- DVD cover
- Directed by: Mahesh Babu
- Screenplay by: Mahesh Babu
- Story by: Janardhana Maharshi
- Produced by: B G Babu Reddy
- Starring: Darshan Aarti Thakur
- Cinematography: Ramesh Babu
- Edited by: Kiran Kumar K L
- Music by: V. Harikrishna
- Production company: Nithin Productions
- Release date: 2 October 2009;
- Running time: 140 minutes
- Country: India
- Language: Kannada

= Abhay (2009 film) =

Abhay is a 2009 Indian Kannada-language masala film directed by Mahesh Babu and produced by Babu Reddy under Nithin Productions banner. The film stars Darshan and Aarti Thakur in the lead roles, while Pradeep Rawat, Om Prakash Rao and Salim Baig appear in pivotial roles.

==Cast==
- Darshan as Abhay
- Aarti Thakur as Aarti
- Pradeep Rawat as MLA Narasimha Murthy
- Om Prakash Rao as Shastri
- Salim Baig as Paandu, MLA Narasimha's brother
- Mangalore Suresh

==Production ==
Miss India World 2006 Aarti Thakur made her debut with this film. The film was shot in Bangalore, Bangkok, Mysore and Switzerland. Filming was completed in mid-2009.

==Soundtrack==
All the songs are composed and scored by V. Harikrishna.
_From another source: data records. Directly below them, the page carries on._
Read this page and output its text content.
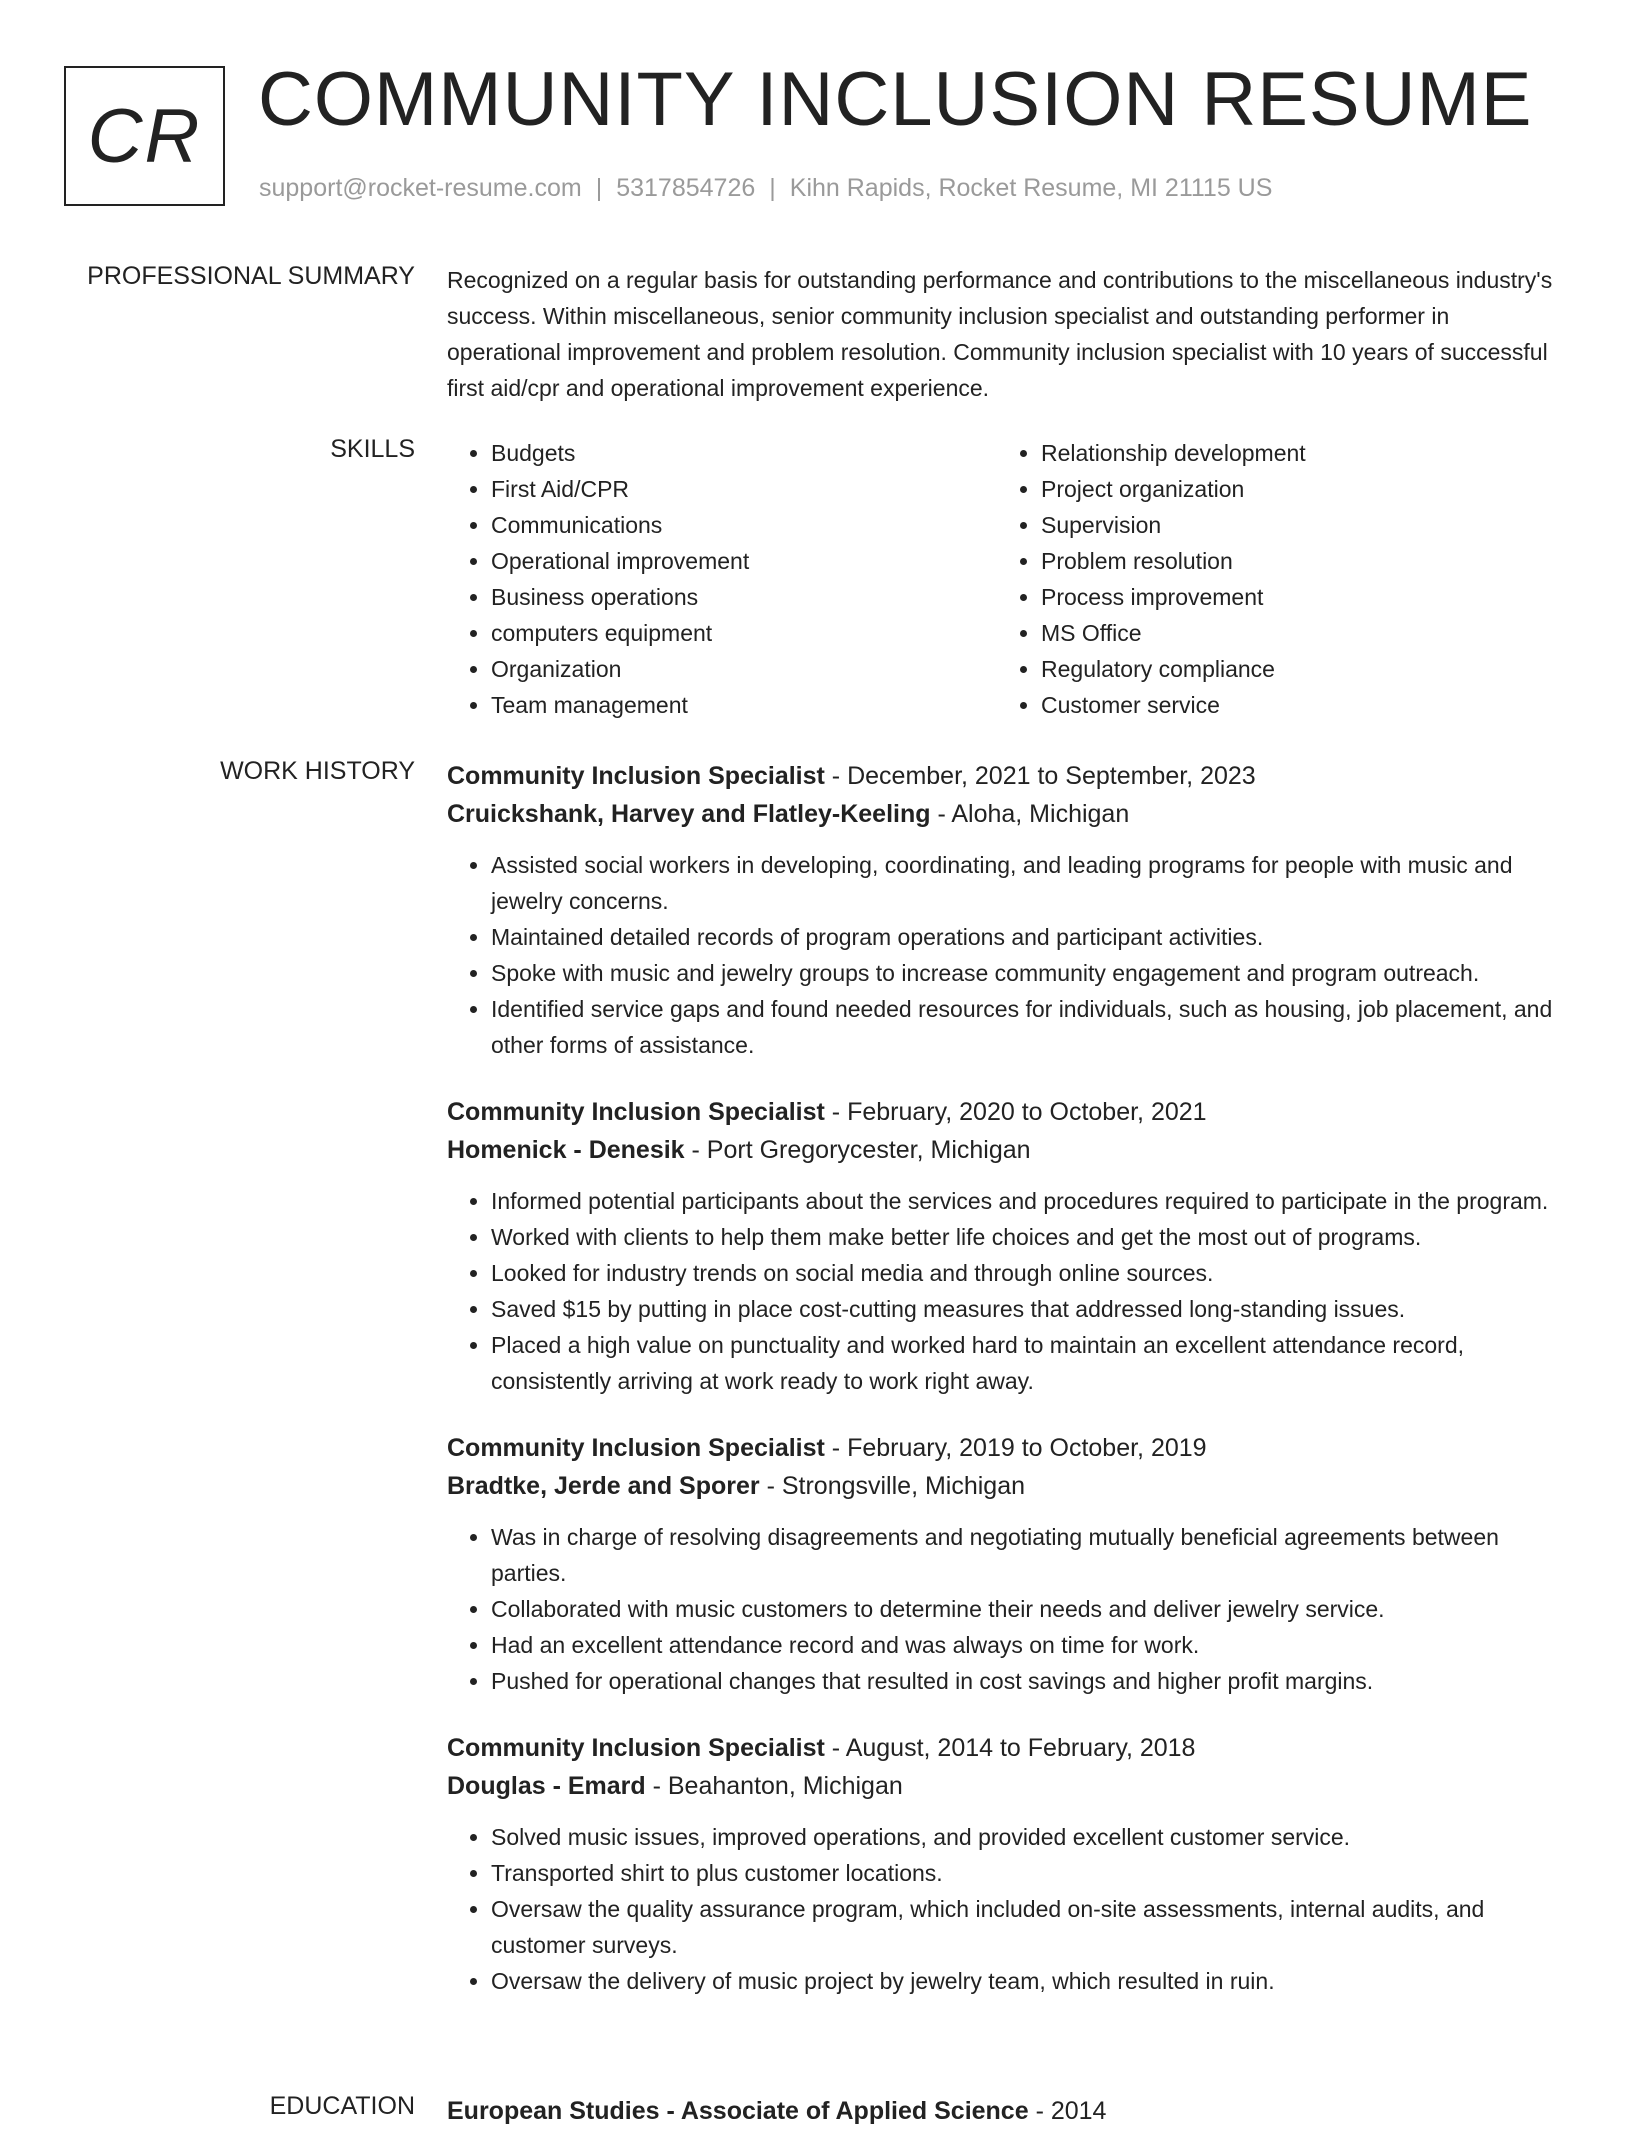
CR COMMUNITY INCLUSION RESUME
support@rocket-resume.com | 5317854726 | Kihn Rapids, Rocket Resume, MI 21115 US
PROFESSIONAL SUMMARY Recognized on a regular basis for outstanding performance and contributions to the miscellaneous industry's success. Within miscellaneous, senior community inclusion specialist and outstanding performer in operational improvement and problem resolution. Community inclusion specialist with 10 years of successful first aid/cpr and operational improvement experience.

SKILLS
•	Budgets
• First Aid/CPR
• Communications
• Operational improvement
• Business operations
• computers equipment
• Organization
• Team management
• Relationship development
• Project organization
• Supervision
• Problem resolution
• Process improvement
• MS Office
• Regulatory compliance
• Customer service
WORK HISTORY Community Inclusion Specialist - December, 2021 to September, 2023
Cruickshank, Harvey and Flatley-Keeling - Aloha, Michigan
• Assisted social workers in developing, coordinating, and leading programs for people with music and jewelry concerns.
• Maintained detailed records of program operations and participant activities.
• Spoke with music and jewelry groups to increase community engagement and program outreach.
• Identified service gaps and found needed resources for individuals, such as housing, job placement, and other forms of assistance.
Community Inclusion Specialist - February, 2020 to October, 2021
Homenick - Denesik - Port Gregorycester, Michigan
• Informed potential participants about the services and procedures required to participate in the program.
• Worked with clients to help them make better life choices and get the most out of programs.
• Looked for industry trends on social media and through online sources.
• Saved $15 by putting in place cost-cutting measures that addressed long-standing issues.
• Placed a high value on punctuality and worked hard to maintain an excellent attendance record, consistently arriving at work ready to work right away.
Community Inclusion Specialist - February, 2019 to October, 2019
Bradtke, Jerde and Sporer - Strongsville, Michigan
• Was in charge of resolving disagreements and negotiating mutually beneficial agreements between parties.
• Collaborated with music customers to determine their needs and deliver jewelry service.
• Had an excellent attendance record and was always on time for work.
• Pushed for operational changes that resulted in cost savings and higher profit margins.
Community Inclusion Specialist - August, 2014 to February, 2018
Douglas - Emard - Beahanton, Michigan
• Solved music issues, improved operations, and provided excellent customer service.
• Transported shirt to plus customer locations.
• Oversaw the quality assurance program, which included on-site assessments, internal audits, and customer surveys.
• Oversaw the delivery of music project by jewelry team, which resulted in ruin.
EDUCATION European Studies - Associate of Applied Science - 2014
| Sl No | Song title | Singer(s) | Lyricist |
|---|---|---|---|
| 1 | "Baanu Kempadante" | Sunitha Goparaju | Jayanth Kaikini |
| 2 | "Yaako Eno" | Sonu Nigam | V. Nagendra Prasad |
| 3 | "Neene Kane" | Tippu, Anuradha Bhat | Kaviraj |
| 4 | "Shaane Bhoga" | Malgudi Subha | V. Nagendra Prasad |
| 5 | "Yammo Mayammo" | Rajesh Krishnan | V. Nagendra Prasad |
| 6 | "Abhay is Crazy" | Karthik | V. Nagendra Prasad |

== Reception ==
Sify gave 3/5 stars and wrote "Darshan is back with yet another formula film. The film is a mix of stale plots and unrewarding scenes." The Times of India gave 3/5 stars and wrote "This film, directed by Mahesh Babu, has a masala mix of fights, romance, drama and action that's strictly for Darshan fans." R. G. Vijayasarathy of Rediff gave 2/5 stars and wrote "Abhay is strictly meant for Darshan fans." Bangalore Mirror wrote "A film that will appeal only to Darshan fans but not in a way that they would want to pay and watch again."